Still, I try to figure out what would be the best mentoring relationship and I characterize it as the type of relationship where one can have their own specific questions identified and clarified without having to have some best practice applied to solving their problems (which I suppose is contrary to the whole idea of an institution alltogether). The mentor would give an example to follow from his own life while making use of the growing skills of the mentee.

And as if this idea wasn't problematic enough already, how does one then address the problem of getting the mentee to think for himself. Let's say the mentor takes the apprentice on and shows him the nature of his specific interest by enlisting his help in completing a project of his. How does the mentee see anything besides what the mentor shows him. It's a necessary example to have but the most common consequence will not be the mentee seeing how his interests can fit in with the greater picture, but how his skills can fit in with the picture that his mentor has painted. It comes with the territory of the novice not to be excited by the prospect of learning whether his skills fit his position, but with the prospect of seeing how he can help.

Which I figure brings us back to the drawing board.

Furthermore, once a mentor finally figures out what it is that he thinks he needs to do to impart the appropriate level of experience and guidance onto his mentee, he will no longer be the effective enthusiastic teacher that could relate to the students' interest in making the relationship work. It will hold less and less mystery for the person if he is not a natural teacher. The overall ambition of having a ubiquitous program where the valuable information that anyone has (not just that of qualified instructors) can be available will be further away.

Which leads me to think that maybe mentoring is not the way and basically what everyone should do is chronicle their passion and the only institutions should be libraries. Or rather the only instructors should be librarians who have powerful access to google and the explanation abilities of the best kindergarten teachers.

The idea that mentors would eventually lose interest (or evolve their interests beyond what is immediately useful to the mentee) is similar to another idea I had about how long a business should last. At some point, the obstacles to accomplish evolve and they're no longer about pleasing the customer. Every business wants to continue to acheive, but often they get to the point of profitability or supporting a successful product and goals evolve into something else.

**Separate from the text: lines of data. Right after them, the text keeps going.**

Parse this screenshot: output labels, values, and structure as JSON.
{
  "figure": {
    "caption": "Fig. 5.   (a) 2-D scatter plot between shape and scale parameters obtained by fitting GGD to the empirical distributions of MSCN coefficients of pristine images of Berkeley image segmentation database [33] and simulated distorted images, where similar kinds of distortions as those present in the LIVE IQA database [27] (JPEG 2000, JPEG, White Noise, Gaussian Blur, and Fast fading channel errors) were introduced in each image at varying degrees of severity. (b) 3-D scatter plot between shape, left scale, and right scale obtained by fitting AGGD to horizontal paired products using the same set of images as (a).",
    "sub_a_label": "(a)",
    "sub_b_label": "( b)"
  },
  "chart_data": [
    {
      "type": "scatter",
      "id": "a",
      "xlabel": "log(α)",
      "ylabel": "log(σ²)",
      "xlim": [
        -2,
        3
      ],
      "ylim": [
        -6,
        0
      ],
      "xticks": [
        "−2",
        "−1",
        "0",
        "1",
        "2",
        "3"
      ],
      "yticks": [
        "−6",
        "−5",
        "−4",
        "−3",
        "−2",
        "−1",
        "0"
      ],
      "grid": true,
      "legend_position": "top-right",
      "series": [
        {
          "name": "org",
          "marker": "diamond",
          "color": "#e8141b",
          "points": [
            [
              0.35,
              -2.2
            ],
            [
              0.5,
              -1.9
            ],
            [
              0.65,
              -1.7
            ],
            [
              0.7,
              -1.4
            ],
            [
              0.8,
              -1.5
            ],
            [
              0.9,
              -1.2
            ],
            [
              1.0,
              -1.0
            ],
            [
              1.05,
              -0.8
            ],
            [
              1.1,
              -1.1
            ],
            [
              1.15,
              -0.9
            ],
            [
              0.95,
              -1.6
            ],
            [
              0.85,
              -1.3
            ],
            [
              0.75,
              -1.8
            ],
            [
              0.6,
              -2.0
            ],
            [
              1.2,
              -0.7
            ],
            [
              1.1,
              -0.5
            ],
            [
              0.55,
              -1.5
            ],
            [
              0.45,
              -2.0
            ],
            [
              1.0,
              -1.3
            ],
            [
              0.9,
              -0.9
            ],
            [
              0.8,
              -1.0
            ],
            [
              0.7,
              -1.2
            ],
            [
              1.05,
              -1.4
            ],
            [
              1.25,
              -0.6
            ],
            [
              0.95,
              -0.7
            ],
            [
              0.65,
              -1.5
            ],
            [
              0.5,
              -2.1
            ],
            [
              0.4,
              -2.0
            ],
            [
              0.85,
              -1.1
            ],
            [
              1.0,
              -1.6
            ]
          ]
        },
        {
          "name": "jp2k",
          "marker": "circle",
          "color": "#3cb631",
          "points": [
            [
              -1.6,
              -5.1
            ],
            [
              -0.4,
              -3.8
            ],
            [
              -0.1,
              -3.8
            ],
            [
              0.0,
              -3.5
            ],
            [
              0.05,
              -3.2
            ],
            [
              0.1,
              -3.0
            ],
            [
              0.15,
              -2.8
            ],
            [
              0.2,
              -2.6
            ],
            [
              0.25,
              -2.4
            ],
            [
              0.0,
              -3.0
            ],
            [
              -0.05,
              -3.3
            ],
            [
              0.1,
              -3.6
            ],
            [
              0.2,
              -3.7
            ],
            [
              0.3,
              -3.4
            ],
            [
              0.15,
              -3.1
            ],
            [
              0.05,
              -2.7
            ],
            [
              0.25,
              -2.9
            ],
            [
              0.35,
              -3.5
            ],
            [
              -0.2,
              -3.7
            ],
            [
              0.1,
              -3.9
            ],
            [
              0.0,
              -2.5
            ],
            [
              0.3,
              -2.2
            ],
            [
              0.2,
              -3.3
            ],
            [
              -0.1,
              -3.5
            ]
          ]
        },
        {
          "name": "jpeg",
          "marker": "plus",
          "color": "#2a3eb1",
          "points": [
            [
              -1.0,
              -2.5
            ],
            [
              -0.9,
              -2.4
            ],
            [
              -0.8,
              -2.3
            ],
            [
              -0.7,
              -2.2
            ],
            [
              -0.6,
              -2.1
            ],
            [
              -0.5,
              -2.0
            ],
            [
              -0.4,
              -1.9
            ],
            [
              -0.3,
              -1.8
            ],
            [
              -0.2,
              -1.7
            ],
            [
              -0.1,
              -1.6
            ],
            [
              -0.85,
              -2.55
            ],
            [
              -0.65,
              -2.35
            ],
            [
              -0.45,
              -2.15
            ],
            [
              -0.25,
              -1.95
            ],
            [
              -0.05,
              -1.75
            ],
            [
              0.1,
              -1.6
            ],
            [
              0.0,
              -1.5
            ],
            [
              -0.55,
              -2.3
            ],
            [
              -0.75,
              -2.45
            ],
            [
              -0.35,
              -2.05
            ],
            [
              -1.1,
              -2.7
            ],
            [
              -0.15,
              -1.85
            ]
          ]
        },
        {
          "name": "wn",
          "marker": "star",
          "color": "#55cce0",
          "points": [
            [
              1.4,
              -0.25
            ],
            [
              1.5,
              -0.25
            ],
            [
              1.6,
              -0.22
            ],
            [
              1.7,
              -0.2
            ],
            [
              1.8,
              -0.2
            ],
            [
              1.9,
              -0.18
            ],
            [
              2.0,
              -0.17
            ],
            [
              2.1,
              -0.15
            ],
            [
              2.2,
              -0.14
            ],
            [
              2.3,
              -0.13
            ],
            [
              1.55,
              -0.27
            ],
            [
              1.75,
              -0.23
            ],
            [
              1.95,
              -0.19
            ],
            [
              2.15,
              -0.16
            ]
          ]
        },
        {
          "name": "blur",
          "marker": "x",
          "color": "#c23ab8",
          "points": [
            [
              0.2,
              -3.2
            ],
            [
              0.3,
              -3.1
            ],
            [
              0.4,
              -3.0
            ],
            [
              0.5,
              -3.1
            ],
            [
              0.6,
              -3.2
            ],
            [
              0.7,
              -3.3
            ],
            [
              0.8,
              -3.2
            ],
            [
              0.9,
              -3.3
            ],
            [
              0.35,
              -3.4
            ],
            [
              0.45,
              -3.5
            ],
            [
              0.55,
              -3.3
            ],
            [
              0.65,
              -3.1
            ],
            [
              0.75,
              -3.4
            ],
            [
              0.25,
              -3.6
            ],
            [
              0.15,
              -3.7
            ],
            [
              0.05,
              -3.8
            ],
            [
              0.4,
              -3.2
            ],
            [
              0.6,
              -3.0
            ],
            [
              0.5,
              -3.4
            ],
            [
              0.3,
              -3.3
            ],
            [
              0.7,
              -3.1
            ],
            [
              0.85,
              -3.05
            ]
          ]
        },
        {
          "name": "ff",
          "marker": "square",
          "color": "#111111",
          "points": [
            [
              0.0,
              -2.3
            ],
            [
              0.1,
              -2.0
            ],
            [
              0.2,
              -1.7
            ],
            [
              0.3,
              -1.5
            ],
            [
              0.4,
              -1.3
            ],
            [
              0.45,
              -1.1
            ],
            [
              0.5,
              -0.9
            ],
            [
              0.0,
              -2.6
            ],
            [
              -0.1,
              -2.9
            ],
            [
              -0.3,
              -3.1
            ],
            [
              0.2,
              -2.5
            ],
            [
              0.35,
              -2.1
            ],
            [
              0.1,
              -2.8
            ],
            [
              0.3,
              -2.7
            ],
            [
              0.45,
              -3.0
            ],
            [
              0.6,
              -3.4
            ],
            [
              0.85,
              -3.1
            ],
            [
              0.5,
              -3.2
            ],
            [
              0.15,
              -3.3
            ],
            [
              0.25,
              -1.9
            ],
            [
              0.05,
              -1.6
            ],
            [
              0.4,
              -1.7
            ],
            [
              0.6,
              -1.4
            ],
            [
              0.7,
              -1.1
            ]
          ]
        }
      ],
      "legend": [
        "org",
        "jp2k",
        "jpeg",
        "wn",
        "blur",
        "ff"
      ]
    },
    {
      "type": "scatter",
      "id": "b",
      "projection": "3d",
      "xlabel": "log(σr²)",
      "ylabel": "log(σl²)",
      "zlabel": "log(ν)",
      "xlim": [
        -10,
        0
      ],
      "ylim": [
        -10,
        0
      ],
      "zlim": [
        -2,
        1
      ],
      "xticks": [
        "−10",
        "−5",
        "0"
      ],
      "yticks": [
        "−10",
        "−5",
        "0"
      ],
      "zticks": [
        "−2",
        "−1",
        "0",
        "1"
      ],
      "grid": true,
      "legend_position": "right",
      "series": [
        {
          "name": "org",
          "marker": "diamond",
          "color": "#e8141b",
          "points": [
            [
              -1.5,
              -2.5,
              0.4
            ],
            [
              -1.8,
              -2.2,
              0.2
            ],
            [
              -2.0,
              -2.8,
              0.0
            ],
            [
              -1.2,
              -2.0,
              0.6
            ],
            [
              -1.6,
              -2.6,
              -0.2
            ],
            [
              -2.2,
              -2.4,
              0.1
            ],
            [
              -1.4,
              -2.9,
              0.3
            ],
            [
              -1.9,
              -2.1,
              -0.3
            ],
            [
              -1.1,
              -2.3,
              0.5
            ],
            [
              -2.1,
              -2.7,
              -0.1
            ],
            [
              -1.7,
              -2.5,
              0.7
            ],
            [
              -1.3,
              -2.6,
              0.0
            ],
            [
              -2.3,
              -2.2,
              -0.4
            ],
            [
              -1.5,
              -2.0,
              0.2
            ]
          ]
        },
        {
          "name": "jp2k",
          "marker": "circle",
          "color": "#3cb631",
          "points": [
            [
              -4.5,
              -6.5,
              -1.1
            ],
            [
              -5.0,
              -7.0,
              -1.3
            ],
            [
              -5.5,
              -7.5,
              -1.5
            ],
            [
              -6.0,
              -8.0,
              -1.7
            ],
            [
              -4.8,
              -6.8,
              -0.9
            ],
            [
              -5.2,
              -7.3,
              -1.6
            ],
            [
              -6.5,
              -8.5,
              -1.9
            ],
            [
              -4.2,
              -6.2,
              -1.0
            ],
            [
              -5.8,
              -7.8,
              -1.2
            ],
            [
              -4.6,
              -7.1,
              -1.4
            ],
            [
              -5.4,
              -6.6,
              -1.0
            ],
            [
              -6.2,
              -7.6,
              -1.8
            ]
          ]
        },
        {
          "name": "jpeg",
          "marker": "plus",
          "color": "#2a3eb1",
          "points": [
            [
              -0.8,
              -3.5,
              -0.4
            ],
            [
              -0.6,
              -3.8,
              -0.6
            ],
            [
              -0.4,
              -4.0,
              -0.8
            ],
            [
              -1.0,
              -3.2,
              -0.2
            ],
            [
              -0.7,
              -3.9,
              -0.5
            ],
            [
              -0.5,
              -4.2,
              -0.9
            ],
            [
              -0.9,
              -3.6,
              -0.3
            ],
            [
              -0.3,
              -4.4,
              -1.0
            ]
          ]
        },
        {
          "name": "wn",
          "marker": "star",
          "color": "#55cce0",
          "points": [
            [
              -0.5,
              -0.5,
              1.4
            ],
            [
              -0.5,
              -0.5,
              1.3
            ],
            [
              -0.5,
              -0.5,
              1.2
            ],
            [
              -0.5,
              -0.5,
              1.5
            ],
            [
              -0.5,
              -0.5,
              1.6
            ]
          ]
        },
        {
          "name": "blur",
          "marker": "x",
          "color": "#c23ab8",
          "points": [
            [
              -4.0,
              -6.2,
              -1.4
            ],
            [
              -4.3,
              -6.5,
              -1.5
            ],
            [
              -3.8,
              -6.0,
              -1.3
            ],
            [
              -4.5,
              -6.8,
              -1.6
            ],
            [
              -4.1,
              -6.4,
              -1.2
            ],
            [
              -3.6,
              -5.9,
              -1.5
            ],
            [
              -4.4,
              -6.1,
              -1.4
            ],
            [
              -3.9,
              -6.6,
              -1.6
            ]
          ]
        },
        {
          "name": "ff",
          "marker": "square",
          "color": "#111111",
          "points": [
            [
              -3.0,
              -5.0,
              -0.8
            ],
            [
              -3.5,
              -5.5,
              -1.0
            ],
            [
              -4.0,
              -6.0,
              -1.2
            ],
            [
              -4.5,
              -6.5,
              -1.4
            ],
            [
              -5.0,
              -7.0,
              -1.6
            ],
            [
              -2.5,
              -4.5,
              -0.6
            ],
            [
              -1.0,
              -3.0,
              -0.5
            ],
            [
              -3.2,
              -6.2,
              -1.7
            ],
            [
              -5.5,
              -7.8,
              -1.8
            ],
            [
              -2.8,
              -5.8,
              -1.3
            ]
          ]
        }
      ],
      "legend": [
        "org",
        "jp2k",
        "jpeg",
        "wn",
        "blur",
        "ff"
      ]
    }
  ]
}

And what makes it worse is when those businesses are handed down into hands that were not the founders' Standing on the shoulders of giants has always seemed like a dangerous prospect to me (ever since Jeff Goldblum said it in Jurassic Park) and it happens every day, watering down our industry and hurting the development of people by giving them something in a skewed state.

Theres a strong cry coming from inside me that says all businesses should go away when they leave the hands of their founders. Not just for the prideful reasons that used to be responsible for this idea, but because I genuinely think that it would make for a more thoughtful and fulfilled society. It would probably serve justice and fight crime as well.

Unfortunately, this post has become an essay, and a poorly organized one at that. The main thing I wanted to say was the mentoring in corporate culture is a probably a sham and that we should tear down most institutions so that people can all experience the purpose of building them up.